Owen Walker finds schemes are being put off investing in infrastructure due to the UK government’s unclear attitude to private finance initiatives (PFI)

A survey carried out by schemeXpert.com and Pensions Week of 44 scheme managers, investment directors and trustees – whose combined control of assets is in excess of £125bn – found appetite for infrastructure and housing investment.

But while the drying up of traditional credit taps has presented opportunities for pension schemes, there is wariness to invest in PFI deals because of the government’s unclear position.

“There is definitely scope to do more, but pension funds need to feel confident future governments won’t change the rules after they get their hands on our money,” said the chief executive of an £8bn scheme. “Talk by the current government about trying to renegotiate the previous administration’s PFI contracts – whether or not you think they were good deals – doesn’t help confidence.”

In recent weeks, health secretary Andrew Lansley has blamed PFI schemes for bringing NHS trusts to the “brink of financial collapse” and questioned the value for money of such deals.

Case study: Greater Manchester’s investment in local infrastructure

The survey’s findings are supported by a recent announcement by the £11bn Greater Manchester Pension Fund (GMPF) to increase the proportion of its investments held locally from 3% to 5%.

A significant part of GMPF’s local investment is in a co-venture 270,000 sq ft office block in Manchester city centre.

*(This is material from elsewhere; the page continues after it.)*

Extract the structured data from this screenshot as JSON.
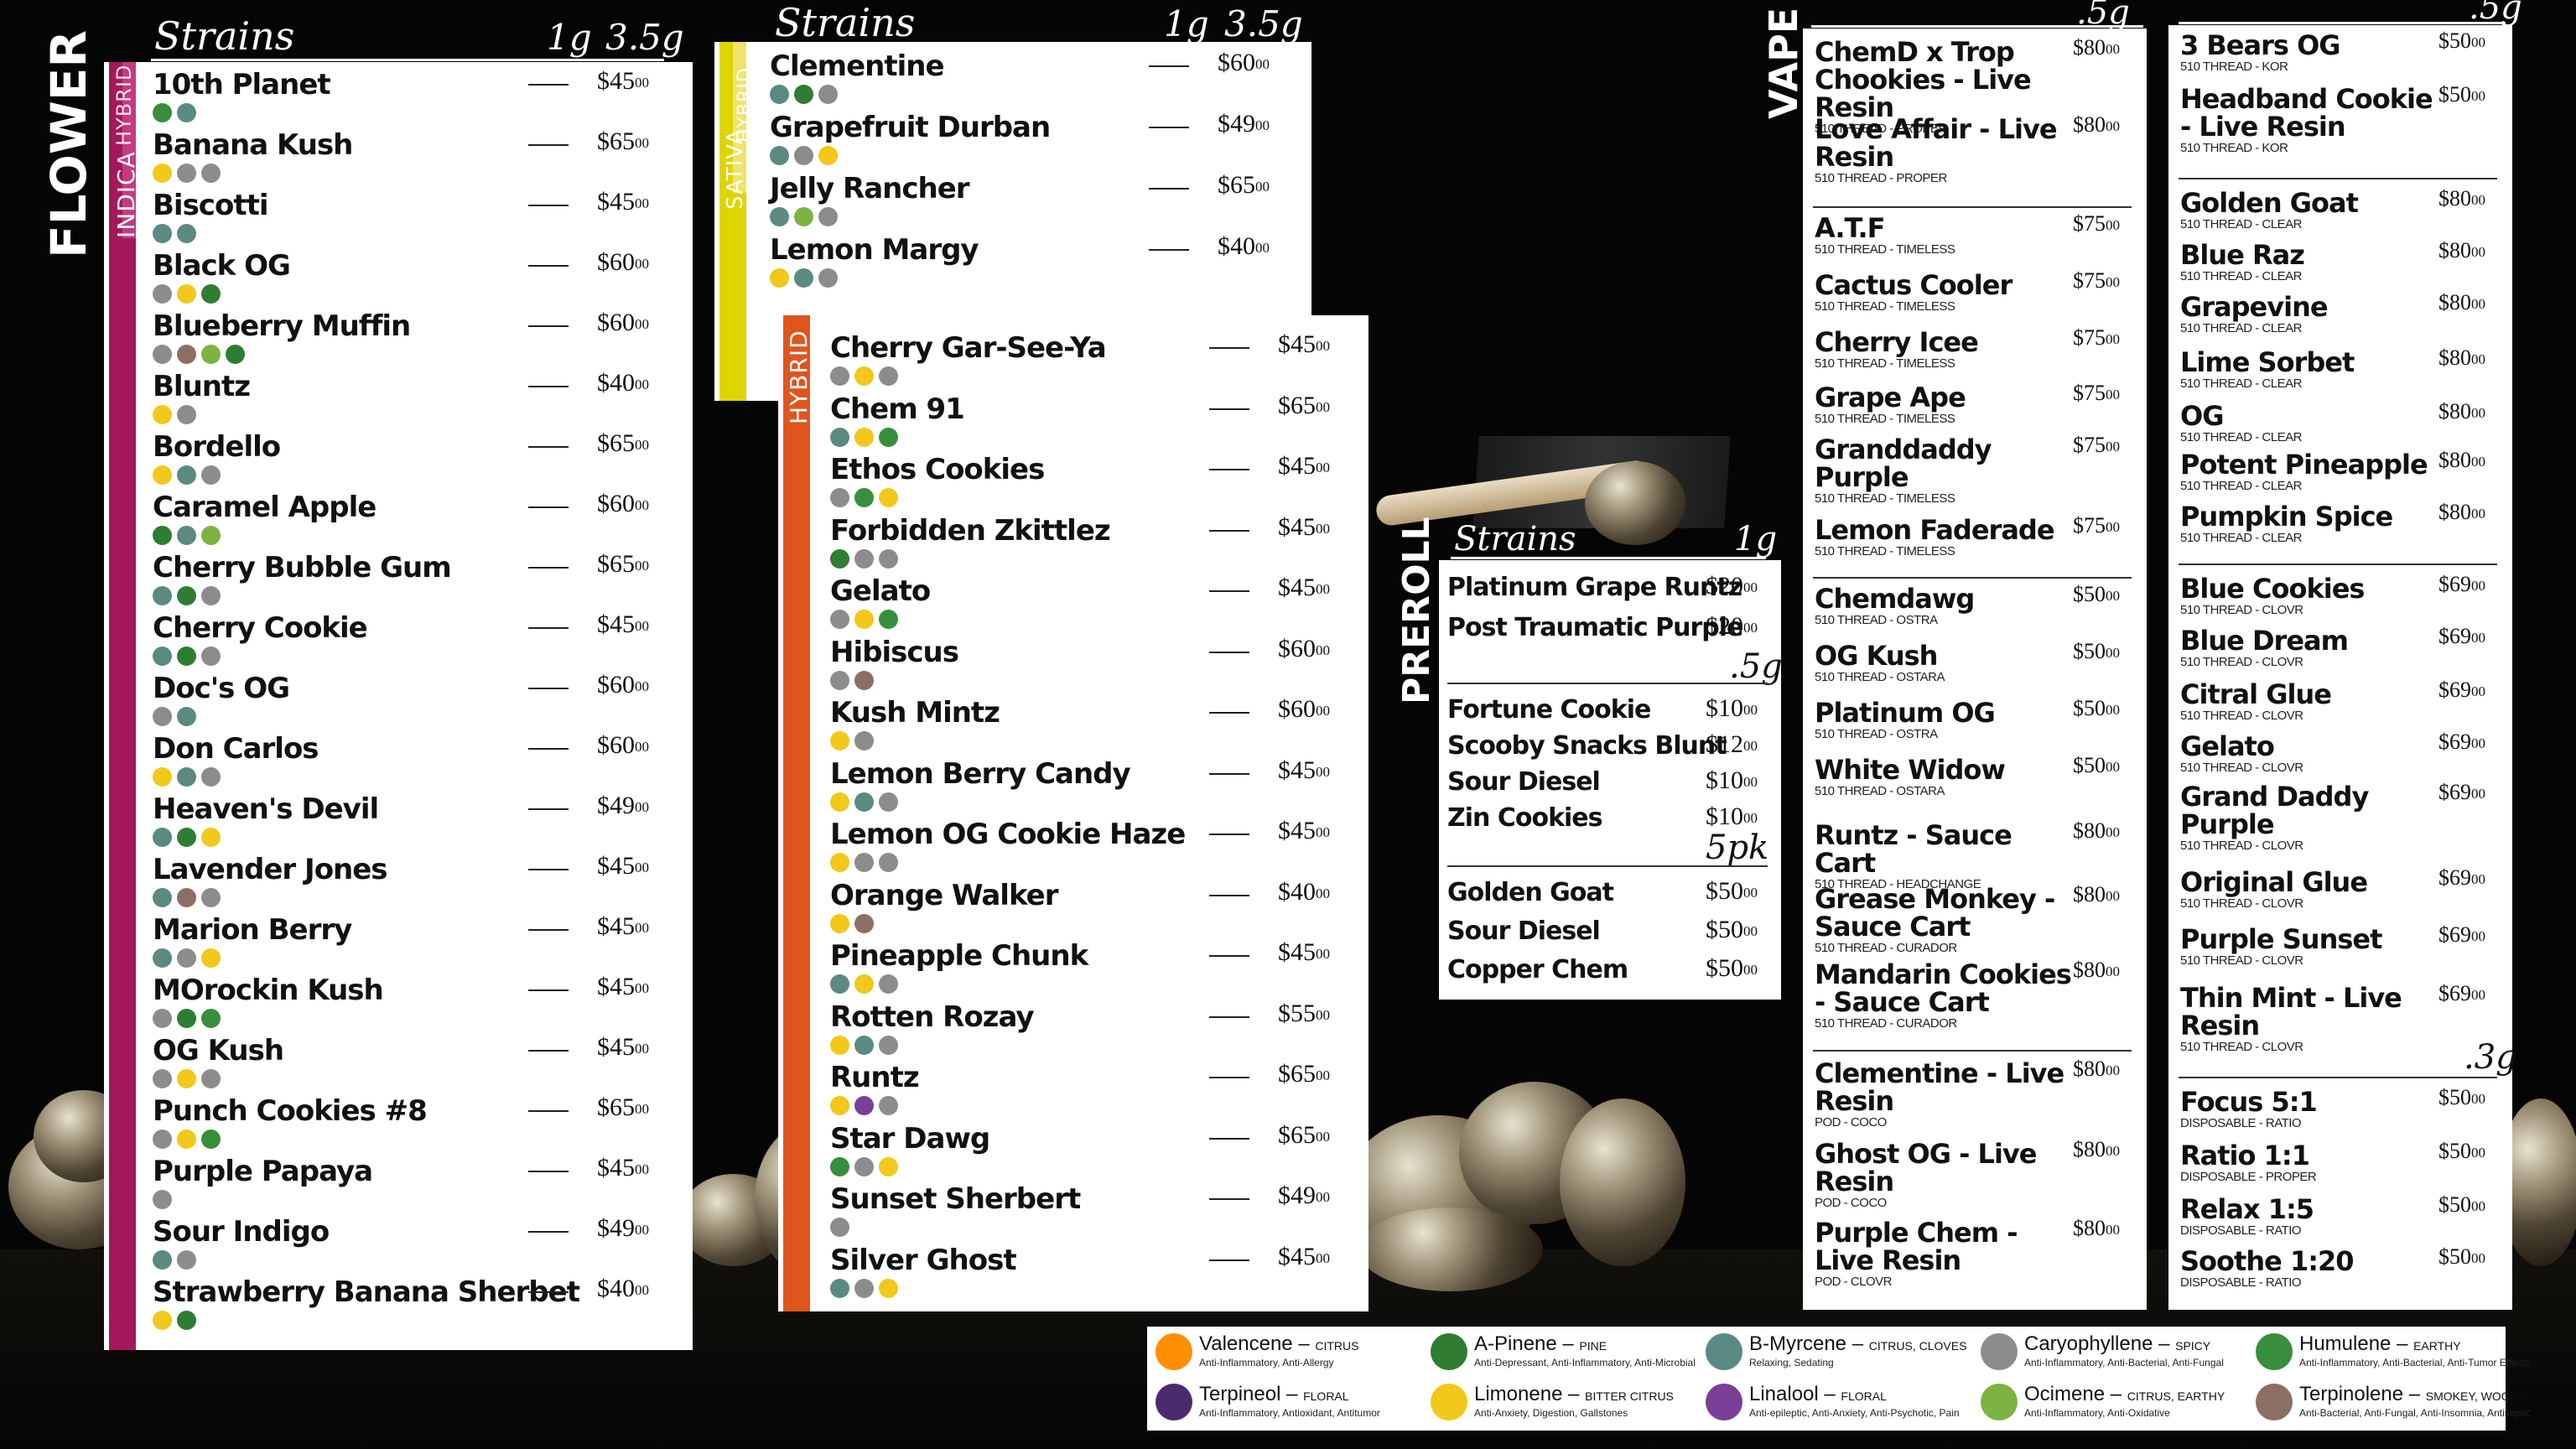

The scheme is also negotiating a deal to fund social housing projects.

“At the moment our exposure to local investment is primarily derived from property investments,” revealed Peter Morris, director of pensions at the scheme. “In the short term, I envisage property-related investment will continue to be the main source of local investment.

“There are a number of other areas of investment we will evaluate over time to determine whether they are capable of satisfying our twin objectives of commercial returns and supporting the area. I therefore see a diversified portfolio of investments building up over time.”

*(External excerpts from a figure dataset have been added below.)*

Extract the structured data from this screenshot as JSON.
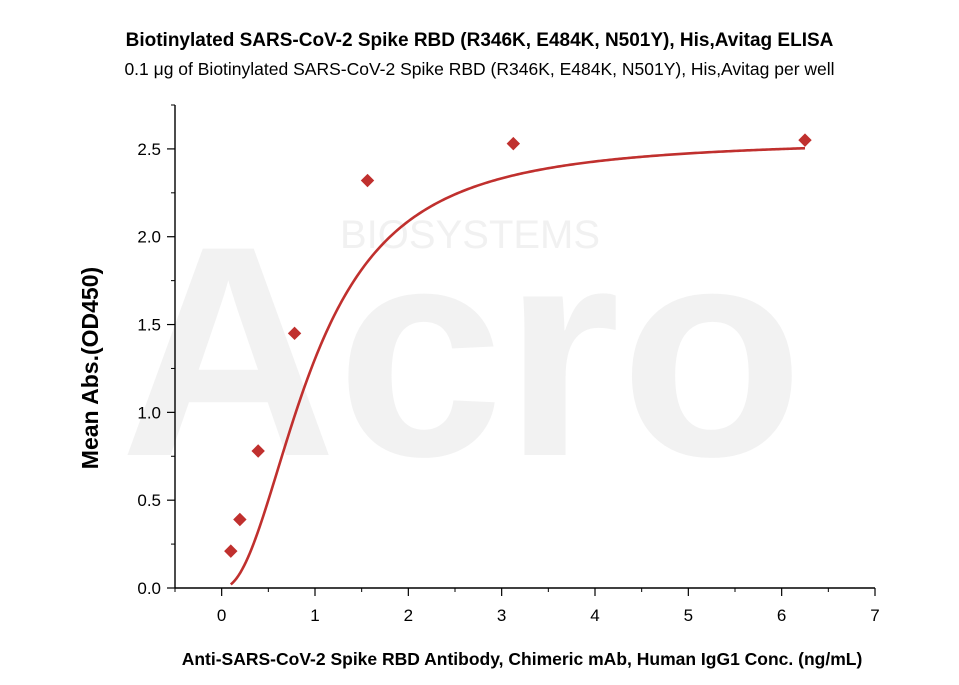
{
  "chart_data": {
    "type": "scatter",
    "title": "Biotinylated SARS-CoV-2 Spike RBD (R346K, E484K, N501Y), His,Avitag ELISA",
    "subtitle": "0.1 μg of Biotinylated SARS-CoV-2 Spike RBD (R346K, E484K, N501Y), His,Avitag per well",
    "xlabel": "Anti-SARS-CoV-2 Spike RBD Antibody, Chimeric mAb, Human IgG1 Conc. (ng/mL)",
    "ylabel": "Mean Abs.(OD450)",
    "xlim": [
      -0.5,
      7
    ],
    "ylim": [
      0,
      2.75
    ],
    "x_ticks": [
      "0",
      "1",
      "2",
      "3",
      "4",
      "5",
      "6",
      "7"
    ],
    "y_ticks": [
      "0.0",
      "0.5",
      "1.0",
      "1.5",
      "2.0",
      "2.5"
    ],
    "grid": false,
    "series": [
      {
        "marker": "diamond",
        "color": "#c0302e",
        "x": [
          0.098,
          0.195,
          0.391,
          0.781,
          1.5625,
          3.125,
          6.25
        ],
        "y": [
          0.21,
          0.39,
          0.78,
          1.45,
          2.32,
          2.53,
          2.55
        ]
      }
    ],
    "fit_curve": {
      "type": "4PL",
      "color": "#c0302e"
    }
  },
  "watermark": {
    "brand": "Acro",
    "text": "BIOSYSTEMS"
  }
}
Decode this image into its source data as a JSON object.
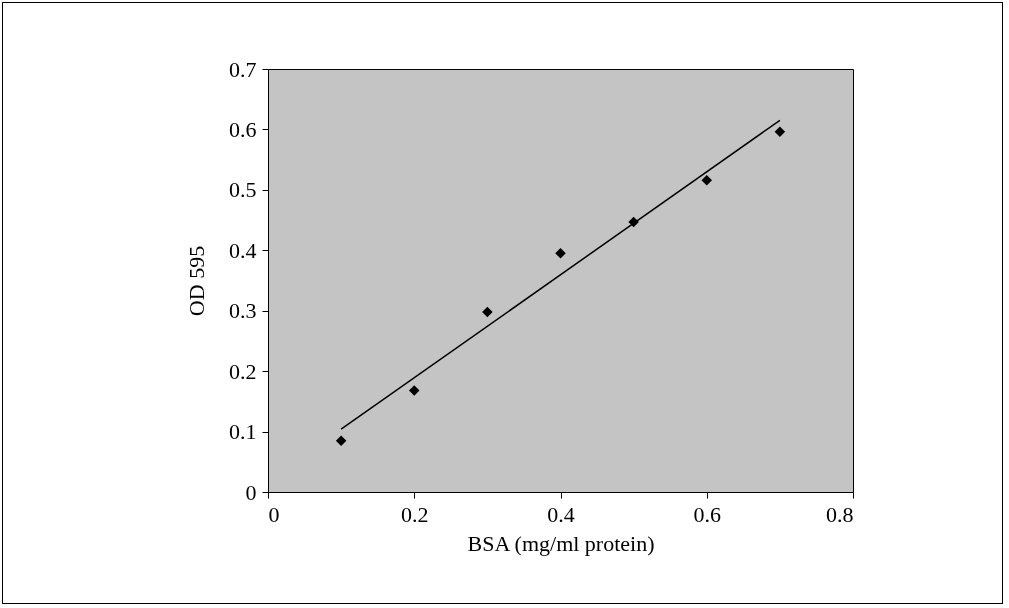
{
  "chart_data": {
    "type": "scatter",
    "xlabel": "BSA (mg/ml protein)",
    "ylabel": "OD 595",
    "x": [
      0.1,
      0.2,
      0.3,
      0.4,
      0.5,
      0.6,
      0.7
    ],
    "series": [
      {
        "color": "#000000",
        "marker": "diamond",
        "values": [
          0.085,
          0.168,
          0.298,
          0.395,
          0.447,
          0.516,
          0.596
        ]
      },
      {
        "type": "line",
        "color": "#000000",
        "line_style": "solid",
        "x": [
          0.1,
          0.7
        ],
        "values": [
          0.104,
          0.615
        ]
      }
    ],
    "xlim": [
      0,
      0.8
    ],
    "xticks": [
      0,
      0.2,
      0.4,
      0.6,
      0.8
    ],
    "ylim": [
      0,
      0.7
    ],
    "yticks": [
      0,
      0.1,
      0.2,
      0.3,
      0.4,
      0.5,
      0.6,
      0.7
    ],
    "grid": false
  }
}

Redington’s Robert Gardner said one of his clients was another local authority pension scheme which had made a similar increase in its local investment allocation.

“There is going to be a lot of pressure on local authority pension funds to invest in the UK’s economic growth, rather than in asset classes like emerging market equities,” he said. “The way I see this working is if a number of funds pool together to invest across the UK, rather than at a local level.”

In addition, a recent report published by the House of Commons public accounts committee condemned a PFI project that attempted to reorganise the fire service as a £469m failure.

Meanwhile, Mark Hoban, financial secretary to the Treasury, recently addressed a room full of pension scheme investors at the National Association of Pension Funds, attempting to sell the merits of investment in the UK’s infrastructure.

“Your investment in the UK economy can drive economic change and that change should generate more stable and sustainable returns, benefiting Britain’s pensioners,” he said.

He added: “At a time of widespread market anxiety, when returns on most types of investment are extremely volatile and uncertain, investors across the board are looking to derisk and secure long-dated income producing assets.

“Infrastructure investment has the potential to offer those secure, sustainable and strong returns that investors are looking for.”

PFI suitability questioned

While the returns are well suited for schemes with long-term liabilities, the structure of the deals can be off-putting.

“These projects should be great for pension schemes, as the PFI-type initiatives should throw off cashflows like fixed income,” says the group pensions director and investment committee member at an £800m scheme. “However, there is always significant debt in the underlying asset, and this can scare trustees. It can all go wrong if there is any economic sensitivity here, as opposed to pure PFI.”

Pension schemes typically gain access to PFI deals through special purpose vehicles (SPV). The scheme will lend capital to the SPV, and in return receive long-dated, often inflation-linked payments.

A key benefit is the security of being backed by the public sector. Typically there is also the option for the investors to take control of the project or asset in the event of failure or poor performance.

The funding for the project comes from the investor, so the pension scheme bears the risk if it fails to complete on time. The investor also theoretically takes on the inherent risk of the project failing to complete at all.

The majority of the respondents to the survey felt pension schemes – particularly the largest funds – could play a major role in helping finance growth in the wider economy. They also felt the opportunities infrastructure presented to schemes were particularly compelling as a diversifier as well as a match with their long-term liabilities.

“We can play a big part,” said the head of investments at a £1.5bn public sector scheme, “but we need managers to offer the fund structures that meet our interests. We don’t need leveraged private equity returns from infrastructure if it’s sitting on our liability-matching portfolio.”

Figures from the National Audit Office showed there were around £4-5bn of PFI projects signed off a year between 2000 and 2008, with £7bn at the height in 2006. But since 2008 there have been just £1-2bn a year signed off, according to Robert Gardner, co-chief executive and founder of investment consultant Redington.

“We still need new hospitals and schools, so where is the money going to come from? We know it’s not going to come from the government and it is doubtful whether the banks will be willing to lend,” he said.

He added an unleveraged model with less risk needed to be developed to better suit pension schemes with cautious trustees.